Following up what you said about etaslope, wouldn’t it help for etaslope to be identifiable to fit random intercepts with the group argument (i.e. (Time_num | Fam_Ind)? Otherwise, I am not sure whether etaslope makes much sense then with just two unique values. But I may have mistaken that part…

Also, I am curious about whether it is possible to test three-way interactions between main effects and the two biomarkers (i.e. Food * Growth rate * Pigmentation rate) on survival. This would effectively test for differences in fitness landscapes between the treatments. You don’t mention it in the function reference, so I assume that this is probably not possible, but I was wondering what you thought about this.
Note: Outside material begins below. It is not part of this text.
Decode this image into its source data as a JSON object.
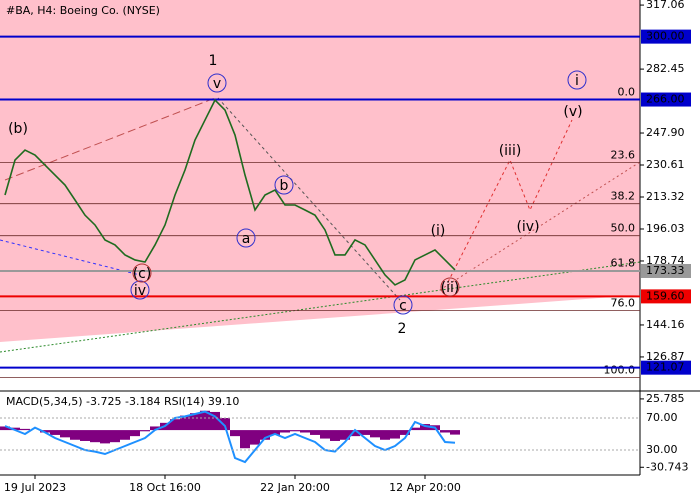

Thanks again, I will keep you posted.

@mluerig No worries, not sure of the exact roadmap for the next rstanarm release (perhaps @bgoodri can advise), but he did use the word “imminent” in previous correspondence! ;-)

Yeah, specifying (Time_num | Fam_Ind) would definitely make more sense for an etaslope association structure. But from memory, fitting a model with a random effect for Time_num was not easy with your data (if I recall correctly, perhaps even lme4::lmer failed to converge for the univariate longitudinal case?) which might make sense given the limited longitudinal data. I’m not sure though, you’d have to investigate.

At the moment, a three-way interaction would only be possible if two of the terms in the interaction were known covariates. A three-way interaction in which two of the terms in the interaction are (modelled) longitudinal biomarkers is not possible. I don’t know if I’d plan to add that any time soon (I think there would be very few use cases).